Tipe Hirschsprung disease meliputi: 1,2
1. Ultra short segment: Ganglion tidak ada pada bagian yang sangat kecil dari
rectum.
2. Short segment: Ganglion tidak ada pada rectum dan sebagian kecil dari colon.
3. Long segment: Ganglion tidak ada pada rectum dan sebagian besar colon.
4. Very long segment: Ganglion tidak ada pada seluruh colon dan rectum dan
kadang sebagian usus kecil.
E. Gejala klinik
Pada bayi yang baru lahir, kebanyakan gejala muncul 24 jam pertama
kehidupan. Dengan gejala yang timbul: distensi abdomen dan bilious emesis.
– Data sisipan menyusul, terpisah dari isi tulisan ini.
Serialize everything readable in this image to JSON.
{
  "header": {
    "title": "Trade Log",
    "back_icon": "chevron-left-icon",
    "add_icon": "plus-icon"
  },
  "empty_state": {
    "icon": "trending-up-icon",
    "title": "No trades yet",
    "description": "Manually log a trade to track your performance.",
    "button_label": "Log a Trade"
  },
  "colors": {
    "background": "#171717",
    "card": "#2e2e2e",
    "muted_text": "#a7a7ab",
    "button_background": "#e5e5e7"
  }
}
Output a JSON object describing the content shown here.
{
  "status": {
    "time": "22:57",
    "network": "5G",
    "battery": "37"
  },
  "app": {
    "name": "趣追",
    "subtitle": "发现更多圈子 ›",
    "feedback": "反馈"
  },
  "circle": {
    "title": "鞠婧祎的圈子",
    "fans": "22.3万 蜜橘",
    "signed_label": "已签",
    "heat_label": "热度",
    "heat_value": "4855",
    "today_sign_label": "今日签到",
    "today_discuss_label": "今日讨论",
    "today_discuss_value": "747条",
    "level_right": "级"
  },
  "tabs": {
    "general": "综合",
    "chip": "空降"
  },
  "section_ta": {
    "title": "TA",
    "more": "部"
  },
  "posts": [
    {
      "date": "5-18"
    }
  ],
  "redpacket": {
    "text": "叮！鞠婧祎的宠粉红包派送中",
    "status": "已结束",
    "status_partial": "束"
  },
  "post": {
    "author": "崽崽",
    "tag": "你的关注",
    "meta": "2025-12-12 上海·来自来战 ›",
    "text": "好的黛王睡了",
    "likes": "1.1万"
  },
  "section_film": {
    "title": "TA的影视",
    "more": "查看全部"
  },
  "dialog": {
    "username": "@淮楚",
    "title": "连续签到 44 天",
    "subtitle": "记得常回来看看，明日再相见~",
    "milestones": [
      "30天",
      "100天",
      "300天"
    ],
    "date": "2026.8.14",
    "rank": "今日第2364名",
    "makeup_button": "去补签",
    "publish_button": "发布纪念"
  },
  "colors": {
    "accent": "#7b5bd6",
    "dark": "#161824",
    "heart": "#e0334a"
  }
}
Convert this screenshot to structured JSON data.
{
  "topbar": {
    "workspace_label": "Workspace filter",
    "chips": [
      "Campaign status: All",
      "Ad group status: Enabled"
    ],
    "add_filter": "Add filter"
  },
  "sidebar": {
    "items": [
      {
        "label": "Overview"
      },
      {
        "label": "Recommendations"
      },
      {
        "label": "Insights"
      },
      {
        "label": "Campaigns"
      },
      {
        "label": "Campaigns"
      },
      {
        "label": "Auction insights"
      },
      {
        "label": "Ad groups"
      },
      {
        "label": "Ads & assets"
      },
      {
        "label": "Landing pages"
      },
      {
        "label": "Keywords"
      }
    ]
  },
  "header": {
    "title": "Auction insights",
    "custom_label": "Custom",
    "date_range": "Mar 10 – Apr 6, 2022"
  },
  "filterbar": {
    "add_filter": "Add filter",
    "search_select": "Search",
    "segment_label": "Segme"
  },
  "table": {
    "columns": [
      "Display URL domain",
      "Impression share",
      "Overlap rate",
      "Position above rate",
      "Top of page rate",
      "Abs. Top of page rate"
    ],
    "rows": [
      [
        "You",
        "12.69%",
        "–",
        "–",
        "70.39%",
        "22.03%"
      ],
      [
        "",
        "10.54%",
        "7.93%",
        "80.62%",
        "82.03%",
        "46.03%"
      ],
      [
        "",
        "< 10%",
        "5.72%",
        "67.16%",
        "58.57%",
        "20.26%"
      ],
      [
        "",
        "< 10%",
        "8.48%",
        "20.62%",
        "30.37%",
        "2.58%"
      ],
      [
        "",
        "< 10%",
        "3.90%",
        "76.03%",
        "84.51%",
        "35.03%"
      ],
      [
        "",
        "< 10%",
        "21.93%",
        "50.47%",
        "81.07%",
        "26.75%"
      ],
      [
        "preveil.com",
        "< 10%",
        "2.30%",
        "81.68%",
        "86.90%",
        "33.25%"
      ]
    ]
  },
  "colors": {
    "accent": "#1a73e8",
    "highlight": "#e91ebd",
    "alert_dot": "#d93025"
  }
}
Tidak keluarnya mekonium pada 24 jam pertama kehidupan merupakan tanda
yang signifikan mengarah pada diagnosis ini. Pada beberapa bayi yang baru lahir
dapat timbul diare yang menunjukkan adanya enterocolitis. 1
Pada anak yang lebih besar, pada beberapa kasus dapat mengalami kesulitan
makan, distensi abdomen yang kronis dan ada riwayat konstipasi. Penyakit
hirschsprung dapat juga menunjukkan gejala lain seperti adanya periode obstipasi,
distensi abdomen, demam, hematochezia dan peritonitis. 1
Kebanyakan anak-anak dengan hirschsprung datang karena obstruksi
intestinal atau konstipasi berat selama periode neonatus. Gejala kardinalnya yaitu
gagalnya pasase mekonium pada 24 jam pertama kehidupan, distensi abdomen
dan muntah. Beratnya gejala ini dan derajat konstipasi bervariasi antara pasien
dan sangat individual untuk setiap kasus. Beberapa bayi dengan gejala obstruksi
intestinal komplit dan lainnya mengalami beberapa gejala ringan pada minggu
atau bulan pertama kehidupan. 2
Beberapa mengalami konstipasi menetap, mengalami perubahan pada pola
makan, perubahan makan dari ASI menjadi susu pengganti atau makanan padat.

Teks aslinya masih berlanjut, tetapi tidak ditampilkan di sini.